Eppure la curiosità era tanta dopo aver atteso due anni per trovare una giustificazione a quello sguardo da ebete di Mark Hamill alla fine dell’episodio VII. La spiegazione è chiara e semplice, Luke Skywalker “è” un ebete, lo è diventato dopo chissà quanti anni di eremitaggio su un isolotto sperduto. Luke trascorre le sue giornate tra pesca d’altura (ovvero a 20 metri sul livello del mare) e allevamento pupazzi di peluche “cercacoccole”. Ed è così che Rey (Daisy Ridley) fa molta fatica a trovare il maestro che sperava, tanto che nella dicotomia yin-yang l’eroina pare trovare più attrazione verso l’altra sponda, quantomeno più dinamica diremmo noi. Del resto alla protagonista della terza trilogia piace ringhiare e menare le mani e la prospettiva di allevare tamagotchi non fa proprio per lei. Ma niente paura perché se c’è una coerenza nel film di Rian Johnson sta appunto nel fatto che entrambi i grandi maestri sono dei perfetti imbecilli. Snoke, personaggio costato milioni di dollari di performance capture su Andy Serkis, si risolve a mera comparsa scenografica. La presenza del leader supremo “mi nonno vestito a festa” Snoke è solo la fragile premessa di un gustoso duello alla Tarantino ma nulla più.

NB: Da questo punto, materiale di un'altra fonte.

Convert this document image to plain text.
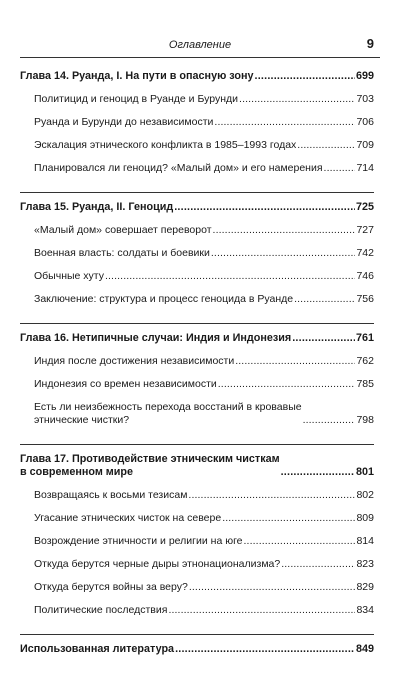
Оглавление	9
Глава 14. Руанда, I. На пути в опасную зону . . .	699
Политицид и геноцид в Руанде и Бурунди . . .	703
Руанда и Бурунди до независимости . . .	706
Эскалация этнического конфликта в 1985–1993 годах . . .	709
Планировался ли геноцид? «Малый дом» и его намерения . . .	714
Глава 15. Руанда, II. Геноцид . . .	725
«Малый дом» совершает переворот . . .	727
Военная власть: солдаты и боевики . . .	742
Обычные хуту . . .	746
Заключение: структура и процесс геноцида в Руанде . . .	756
Глава 16. Нетипичные случаи: Индия и Индонезия . . .	761
Индия после достижения независимости . . .	762
Индонезия со времен независимости . . .	785
Есть ли неизбежность перехода восстаний в кровавые
этнические чистки? . . .	798
Глава 17. Противодействие этническим чисткам
в современном мире . . .	801
Возвращаясь к восьми тезисам . . .	802
Угасание этнических чисток на севере . . .	809
Возрождение этничности и религии на юге . . .	814
Откуда берутся черные дыры этнонационализма? . . .	823
Откуда берутся войны за веру? . . .	829
Политические последствия . . .	834
Использованная литература . . .	849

A dire la verità manca spessore a quasi tutti i personaggi in gioco, non si costruisce nulla né sulle possenti spalle del Capitano Phasma (Gwendoline Christie), né e soprattutto su quelle di Rey che era e rimane la giovane contrabbandiera scavezzacollo che usa la Forza senza sapere come e perché. Lei sa che con la Forza si spostano le rocce e lei sposta le rocce! Oltre al fatto che Rey e Kylo Ren (Adam Driver) sono connessi in Facetime. Perché? Non si sa. A questo punto diremmo noi Luke si è fatto mesi di culo su Dagobah per diventare un imbecille?! Sì. L’assenza di ricamo e background lascia invero spazio a probabili universi editoriali paralleli, tra fumetti, libri, spin-off e serie tv, proviamo a darci una spiegazione così.

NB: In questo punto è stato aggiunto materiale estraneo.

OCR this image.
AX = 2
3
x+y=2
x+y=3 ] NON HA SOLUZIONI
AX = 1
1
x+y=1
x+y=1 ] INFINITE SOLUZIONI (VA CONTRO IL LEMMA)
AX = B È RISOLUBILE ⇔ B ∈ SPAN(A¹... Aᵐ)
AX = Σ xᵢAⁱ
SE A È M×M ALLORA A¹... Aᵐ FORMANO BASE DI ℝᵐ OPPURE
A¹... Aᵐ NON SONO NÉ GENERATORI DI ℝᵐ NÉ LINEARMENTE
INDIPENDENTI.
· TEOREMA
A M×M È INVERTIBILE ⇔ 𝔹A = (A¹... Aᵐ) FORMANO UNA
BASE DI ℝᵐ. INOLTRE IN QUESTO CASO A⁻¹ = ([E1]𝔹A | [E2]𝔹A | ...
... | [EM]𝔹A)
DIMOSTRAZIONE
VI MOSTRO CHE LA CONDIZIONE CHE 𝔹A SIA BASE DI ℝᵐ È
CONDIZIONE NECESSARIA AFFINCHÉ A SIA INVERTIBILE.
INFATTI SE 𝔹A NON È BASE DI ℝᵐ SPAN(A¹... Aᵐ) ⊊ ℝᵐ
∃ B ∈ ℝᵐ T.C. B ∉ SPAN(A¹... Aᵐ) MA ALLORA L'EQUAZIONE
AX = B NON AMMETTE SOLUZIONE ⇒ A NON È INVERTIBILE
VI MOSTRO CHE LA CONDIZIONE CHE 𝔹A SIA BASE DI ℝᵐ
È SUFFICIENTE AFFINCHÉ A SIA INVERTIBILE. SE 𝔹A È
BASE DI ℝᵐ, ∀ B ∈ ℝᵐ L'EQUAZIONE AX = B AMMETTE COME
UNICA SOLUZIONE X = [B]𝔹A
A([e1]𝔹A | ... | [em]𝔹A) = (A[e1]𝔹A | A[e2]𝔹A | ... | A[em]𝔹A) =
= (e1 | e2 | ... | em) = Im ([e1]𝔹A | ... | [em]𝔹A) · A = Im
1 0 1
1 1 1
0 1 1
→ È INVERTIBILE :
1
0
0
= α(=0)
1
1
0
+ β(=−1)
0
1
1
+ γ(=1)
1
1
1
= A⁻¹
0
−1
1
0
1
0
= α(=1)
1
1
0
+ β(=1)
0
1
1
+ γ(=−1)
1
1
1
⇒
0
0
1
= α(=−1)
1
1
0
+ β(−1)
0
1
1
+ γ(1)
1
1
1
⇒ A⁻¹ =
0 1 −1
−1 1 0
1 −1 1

Per il resto gli elementi di base ci sono: battaglie nello spazio, su terra, il Millennium Falcon che piroetta all’interno di pertugi dove solo lui può passare e il tie-fighter no, Poe Dameron (Oscar Isaac) il pilota provetto che vola zigzagando tra i cannoni laser ma che non muore mai al contrario dell’intera flotta. Anche l’intuizione più fortunata di J.J.Abrams, il bullo viziato Kylo Ren, combattuto tra il bravo ragazzo di mamma Leia e l’emulo del ben più affascinante nonno Vader, non trova sviluppo alcuno. Un casco nero non basta più a far paura, anzi Mel Brooks è riuscito anche a riderci sopra tanto iconico fu quel villain. I tempi sono cambiati. Dagli anni ‘70, dove l’immaginario collettivo era riempito di allunaggi e Guerra Fredda anche un costume argenteo e un fucile laser potevano intimorire. Il mondo si divideva tra il fascino di Star Trek e il terrore del mondo senza legge di Interceptor. Oggi l’asticella si è alzata, tra tv e youtubers con macellazioni in tempo reale e a tutte le ore, a far paura è la normalità dell’essere umano diviso tra le sue mille contraddizioni e sfaccettature, altalenante tra lo yin e lo yang, tra il lato chiaro e il lato scuro, tra il mettersi in gioco e il ritirarsi in una solitudine senza impegno. Un nuovo umanesimo digitale dopo decenni di sogni spaziali, di missioni Apollo e sonde Voyager. Eppure gli esseri umani di Rian Johnson non hanno spessore, per averlo dovremo esplorare gli universi paralleli, tra app, videogiochi, libri e tv. Star Wars VIII è solo un elaboratissimo e lungo trailer per tutto ciò che verrà.